Problem is my 7 yr. old (will be 8 in August) is ready to move on already. I can see it, I can feel it, and he has just started to make comments about it. He would do great in Beyond right now. I figured I would combine the two until it didn't work out anymore, but I am feeling hesitant already about moving my 5 yr. old (will be 6 in August) on. I think he'd do okay, maybe even very well, in Beyond, but I know that I don't want any of my 7 yr. olds doing Bigger. I am just more relaxed than that with my young kids. (They also all have summer bdays so are young for their grade.) This is one reason I homeschool. I am very interested in having each of my children do Bigger at age 9 and then proceed through the rest of the programs. I feel this is right for my boys (my girl may change things up!) I am also feeling that if I try to keep them together, I will be pushing one and holding back the other. Right now, I feel the younger is comfortable in LHFHG (he loves it all and is a good student), but I am holding back the older. I realize I probably need to combine somewhere sometime to be able to survive HOD with 6 kids!! so I don't know. I know I shouldn't worry about tomorrow, but what I do this fall will have bearing on the other years, too. Then, there is the fact that I really would like each child to get all the guides in and use the geography as 9th grade, etc. so eventually the combined kids would split up along the line anyway. If I am choosing the guide we use for the younger and beefing up (using extensions) for the older, the older will not get to all the guides.

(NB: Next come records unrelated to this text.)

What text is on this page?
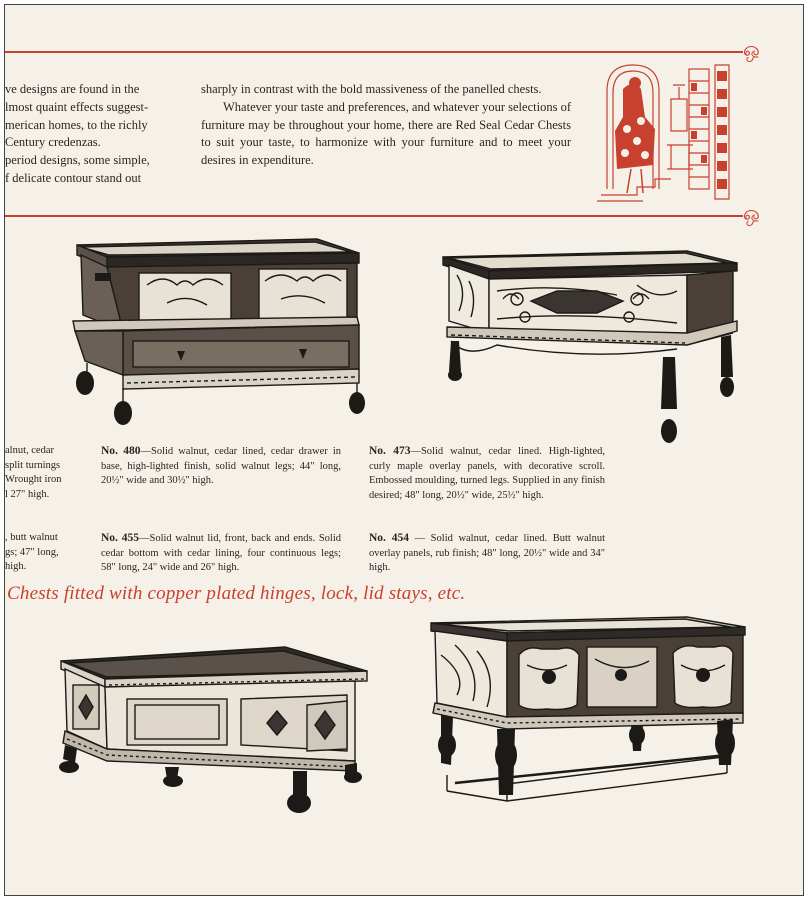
ஒ
ve designs are found in the
lmost quaint effects suggest-
merican homes, to the richly
Century credenzas.
period designs, some simple,
f delicate contour stand out

sharply in contrast with the bold massiveness of the panelled chests.

Whatever your taste and preferences, and whatever your selections of furniture may be throughout your home, there are Red Seal Cedar Chests to suit your taste, to harmonize with your furniture and to meet your desires in expenditure.

ஒ
alnut, cedar
split turnings
Wrought iron
l 27" high.
No. 480—Solid walnut, cedar lined, cedar drawer in base, high-lighted finish, solid walnut legs; 44" long, 20½" wide and 30½" high.
No. 473—Solid walnut, cedar lined. High-lighted, curly maple overlay panels, with decorative scroll. Embossed moulding, turned legs. Supplied in any finish desired; 48" long, 20½" wide, 25½" high.
, butt walnut
gs; 47" long,
high.
No. 455—Solid walnut lid, front, back and ends. Solid cedar bottom with cedar lining, four continuous legs; 58" long, 24" wide and 26" high.
No. 454 — Solid walnut, cedar lined. Butt walnut overlay panels, rub finish; 48" long, 20½" wide and 34" high.
Chests fitted with copper plated hinges, lock, lid stays, etc.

is it nuts to think a person could do Beyond, Preparing, RtR, Modern, and 2nd yr. of high school at once? plus have at least one younger child? I mean most of those guides I just listed are pretty independent. Yes, I know I am thinking way out but just indulge me.

I really love HOD and really want to stick with it, but because of the reasons written above I don't know how to go on combining and if I don't combine I may drown.
I wasn't going to write a post like this. I keep pushing the thoughts aside, but I had to get it out!